I'm in the editing phase of a novel, Ocean Beach, which will be released by Bantam next year, and am in the early stages of a brand new novel. I'm also always at work on a story collection. One of the stories from the collection-in-progress, "An Exciting New Career in Medicine," just appeared in Playboy (Feb). Another just received the Mississippi Review Prize and will appear in the April issue of MR. Another is forthcoming from Glimmer Train. I'm very happy to be writing stories again, because I took a long break from it while writing Dream of the Blue Room and Ocean Beach, and really, short stories are my first love.

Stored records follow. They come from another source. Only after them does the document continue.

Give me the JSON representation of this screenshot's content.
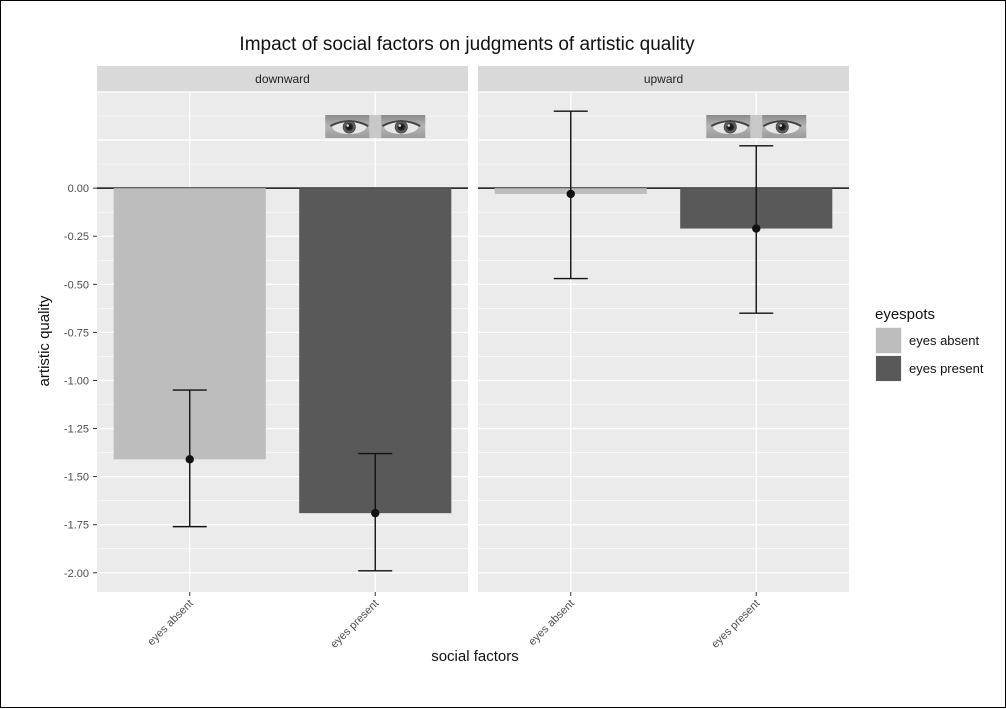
{
  "chart_data": {
    "type": "bar",
    "title": "Impact of social factors on judgments of artistic quality",
    "xlabel": "social factors",
    "ylabel": "artistic quality",
    "ylim": [
      -2.1,
      0.5
    ],
    "yticks": [
      "0.00",
      "-0.25",
      "-0.50",
      "-0.75",
      "-1.00",
      "-1.25",
      "-1.50",
      "-1.75",
      "-2.00"
    ],
    "categories": [
      "eyes absent",
      "eyes present"
    ],
    "grid": true,
    "legend": {
      "title": "eyespots",
      "position": "right",
      "entries": [
        {
          "label": "eyes absent",
          "color": "#bdbdbd"
        },
        {
          "label": "eyes present",
          "color": "#595959"
        }
      ]
    },
    "panels": [
      {
        "strip": "downward",
        "bars": [
          {
            "category": "eyes absent",
            "value": -1.41,
            "error_low": -1.76,
            "error_high": -1.05,
            "color": "#bdbdbd"
          },
          {
            "category": "eyes present",
            "value": -1.69,
            "error_low": -1.99,
            "error_high": -1.38,
            "color": "#595959",
            "eyes_image": true
          }
        ]
      },
      {
        "strip": "upward",
        "bars": [
          {
            "category": "eyes absent",
            "value": -0.03,
            "error_low": -0.47,
            "error_high": 0.4,
            "color": "#bdbdbd"
          },
          {
            "category": "eyes present",
            "value": -0.21,
            "error_low": -0.65,
            "error_high": 0.22,
            "color": "#595959",
            "eyes_image": true
          }
        ]
      }
    ]
  }
}
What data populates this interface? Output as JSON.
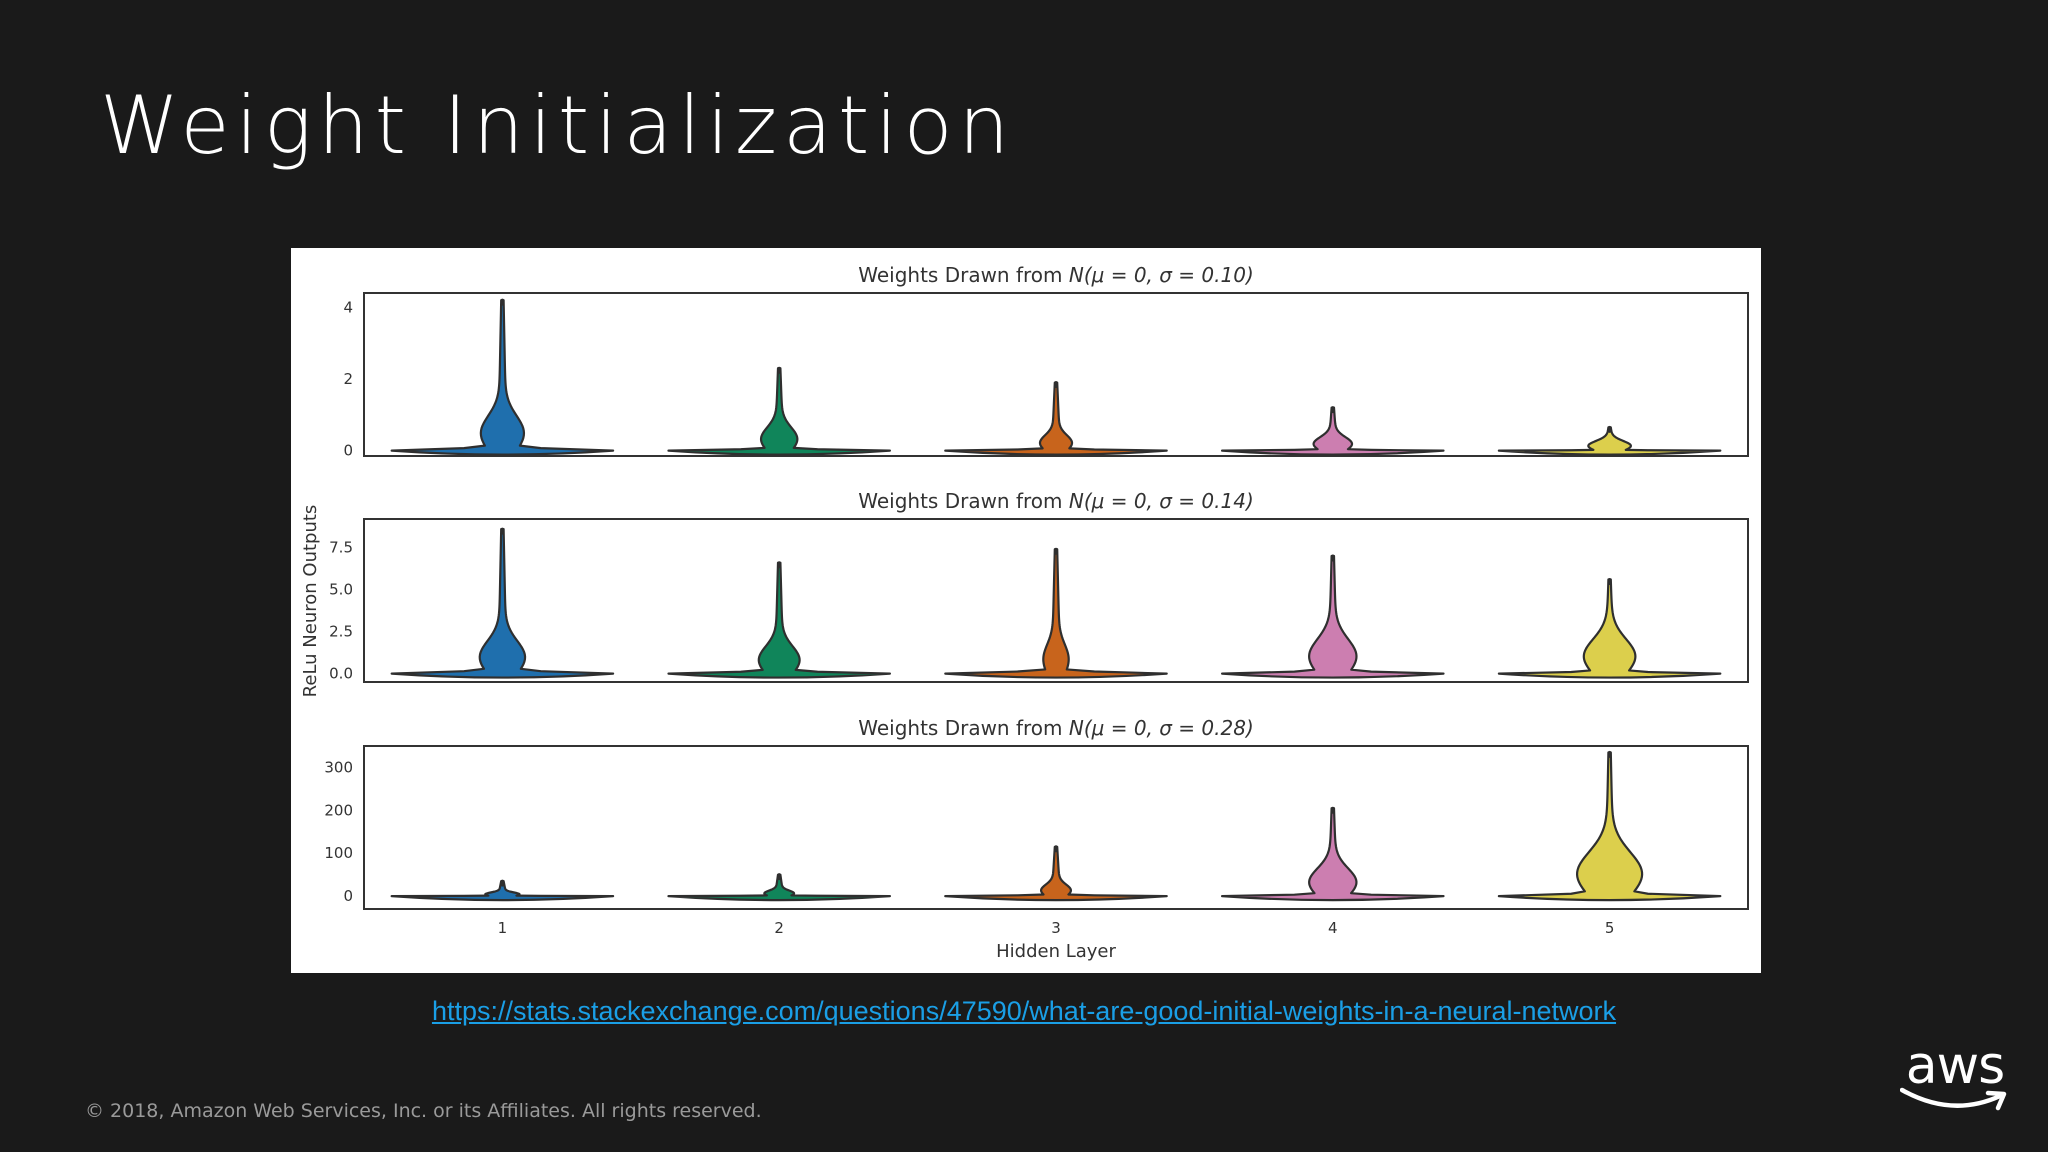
{
  "slide": {
    "title": "Weight Initialization",
    "source_link": "https://stats.stackexchange.com/questions/47590/what-are-good-initial-weights-in-a-neural-network",
    "copyright": "© 2018, Amazon Web Services, Inc. or its Affiliates. All rights reserved.",
    "logo_text": "aws"
  },
  "chart_data": {
    "type": "violin",
    "shared_ylabel": "ReLu Neuron Outputs",
    "xlabel": "Hidden Layer",
    "categories": [
      "1",
      "2",
      "3",
      "4",
      "5"
    ],
    "colors": [
      "#1f6fad",
      "#10855a",
      "#c8641c",
      "#cc7eb0",
      "#dccf4c"
    ],
    "panels": [
      {
        "title_prefix": "Weights Drawn from ",
        "title_formula": "N(μ = 0, σ = 0.10)",
        "ylim": [
          -0.15,
          4.4
        ],
        "yticks": [
          {
            "v": 0,
            "label": "0"
          },
          {
            "v": 2,
            "label": "2"
          },
          {
            "v": 4,
            "label": "4"
          }
        ],
        "violins": [
          {
            "max": 4.2,
            "peak": 0.9,
            "bulge": 0.16
          },
          {
            "max": 2.3,
            "peak": 0.6,
            "bulge": 0.13
          },
          {
            "max": 1.9,
            "peak": 0.4,
            "bulge": 0.11
          },
          {
            "max": 1.2,
            "peak": 0.35,
            "bulge": 0.14
          },
          {
            "max": 0.65,
            "peak": 0.25,
            "bulge": 0.16
          }
        ]
      },
      {
        "title_prefix": "Weights Drawn from ",
        "title_formula": "N(μ = 0, σ = 0.14)",
        "ylim": [
          -0.5,
          9.2
        ],
        "yticks": [
          {
            "v": 0,
            "label": "0.0"
          },
          {
            "v": 2.5,
            "label": "2.5"
          },
          {
            "v": 5,
            "label": "5.0"
          },
          {
            "v": 7.5,
            "label": "7.5"
          }
        ],
        "violins": [
          {
            "max": 8.6,
            "peak": 1.8,
            "bulge": 0.17
          },
          {
            "max": 6.6,
            "peak": 1.5,
            "bulge": 0.15
          },
          {
            "max": 7.4,
            "peak": 1.6,
            "bulge": 0.08
          },
          {
            "max": 7.0,
            "peak": 1.9,
            "bulge": 0.18
          },
          {
            "max": 5.6,
            "peak": 1.9,
            "bulge": 0.2
          }
        ]
      },
      {
        "title_prefix": "Weights Drawn from ",
        "title_formula": "N(μ = 0, σ = 0.28)",
        "ylim": [
          -30,
          350
        ],
        "yticks": [
          {
            "v": 0,
            "label": "0"
          },
          {
            "v": 100,
            "label": "100"
          },
          {
            "v": 200,
            "label": "200"
          },
          {
            "v": 300,
            "label": "300"
          }
        ],
        "violins": [
          {
            "max": 35,
            "peak": 8,
            "bulge": 0.12
          },
          {
            "max": 50,
            "peak": 12,
            "bulge": 0.1
          },
          {
            "max": 115,
            "peak": 25,
            "bulge": 0.1
          },
          {
            "max": 205,
            "peak": 60,
            "bulge": 0.18
          },
          {
            "max": 335,
            "peak": 95,
            "bulge": 0.26
          }
        ]
      }
    ]
  }
}
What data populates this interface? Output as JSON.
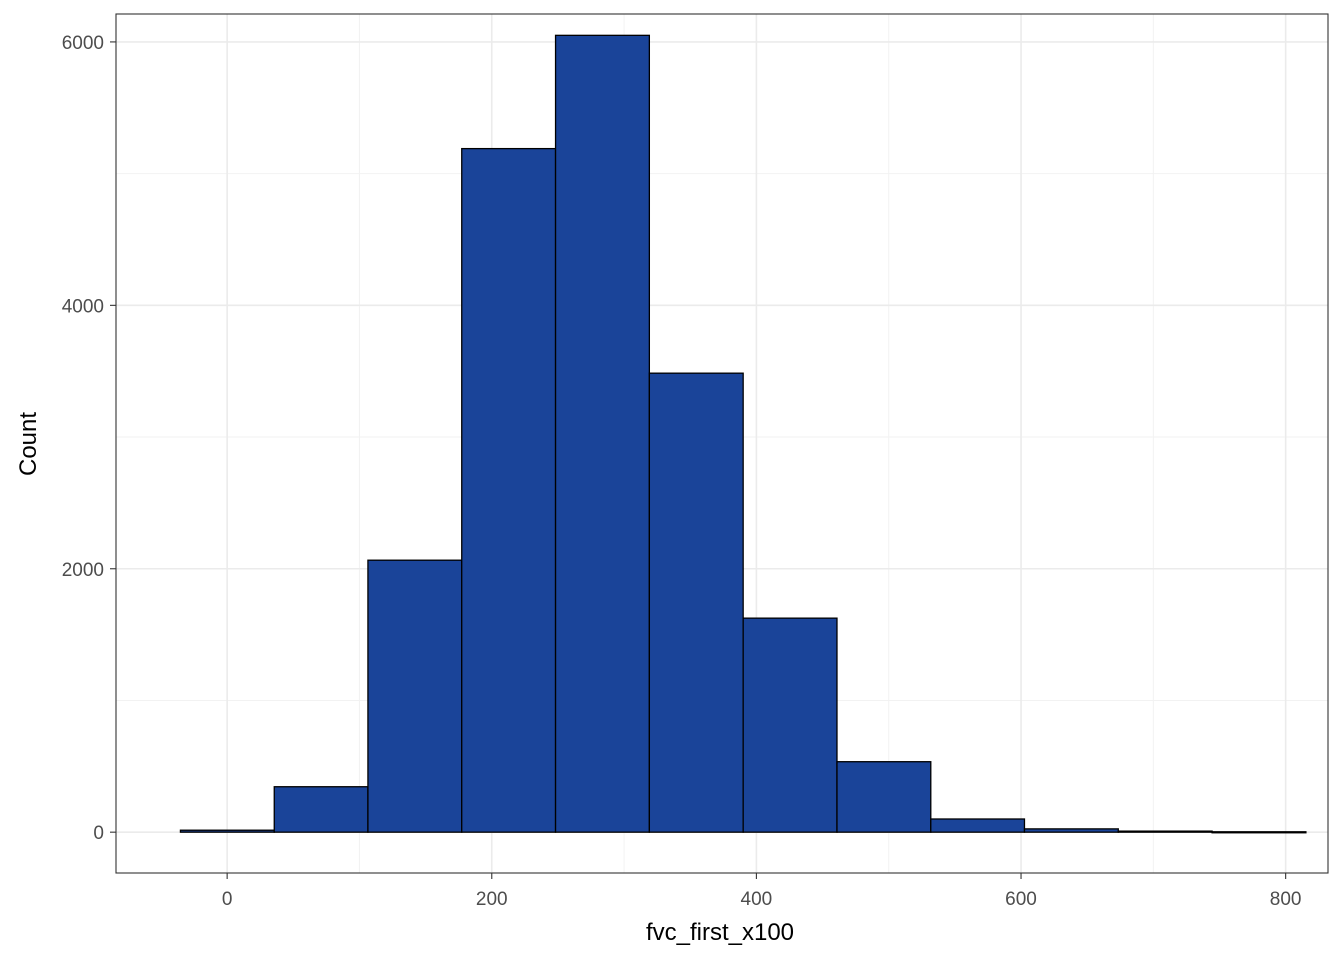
{
  "chart_data": {
    "type": "bar",
    "subtype": "histogram",
    "xlabel": "fvc_first_x100",
    "ylabel": "Count",
    "xlim": [
      -84,
      832
    ],
    "ylim": [
      -310,
      6212
    ],
    "x_ticks": [
      0,
      200,
      400,
      600,
      800
    ],
    "x_tick_labels": [
      "0",
      "200",
      "400",
      "600",
      "800"
    ],
    "y_ticks": [
      0,
      2000,
      4000,
      6000
    ],
    "y_tick_labels": [
      "0",
      "2000",
      "4000",
      "6000"
    ],
    "x_minor_gridlines": [
      100,
      300,
      500,
      700
    ],
    "y_minor_gridlines": [
      1000,
      3000,
      5000
    ],
    "grid": true,
    "bins": [
      {
        "x0": -35.3,
        "x1": 35.6,
        "count": 15
      },
      {
        "x0": 35.6,
        "x1": 106.4,
        "count": 345
      },
      {
        "x0": 106.4,
        "x1": 177.3,
        "count": 2065
      },
      {
        "x0": 177.3,
        "x1": 248.2,
        "count": 5190
      },
      {
        "x0": 248.2,
        "x1": 319.1,
        "count": 6050
      },
      {
        "x0": 319.1,
        "x1": 390.0,
        "count": 3485
      },
      {
        "x0": 390.0,
        "x1": 460.9,
        "count": 1625
      },
      {
        "x0": 460.9,
        "x1": 531.8,
        "count": 535
      },
      {
        "x0": 531.8,
        "x1": 602.6,
        "count": 100
      },
      {
        "x0": 602.6,
        "x1": 673.5,
        "count": 25
      },
      {
        "x0": 673.5,
        "x1": 744.4,
        "count": 8
      },
      {
        "x0": 744.4,
        "x1": 815.3,
        "count": 3
      }
    ],
    "bar_fill": "#1a4499",
    "bar_stroke": "#000000",
    "panel_border": "#333333",
    "grid_major_color": "#ebebeb",
    "grid_minor_color": "#f2f2f2"
  }
}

--Since I always have to ask a question about fruit...If Dream of the Blue Room morphed from a book into a fruit, what fruit would it be and why?
Maybe a pomegranate. It's a pretty sexy book. I also attempted to make it into a very textured book, with layers of detail and meaning. Pomegranate sort of embodies those things, I think.
--Thank you so much, Michelle! I am eager to read more of your work. Enjoy the rest of your tour!
1 comment:
I'm rather jolted, particularly by this author's forthright expression. She seems to have a good-sense response to every stimulus. And fruitful indeed.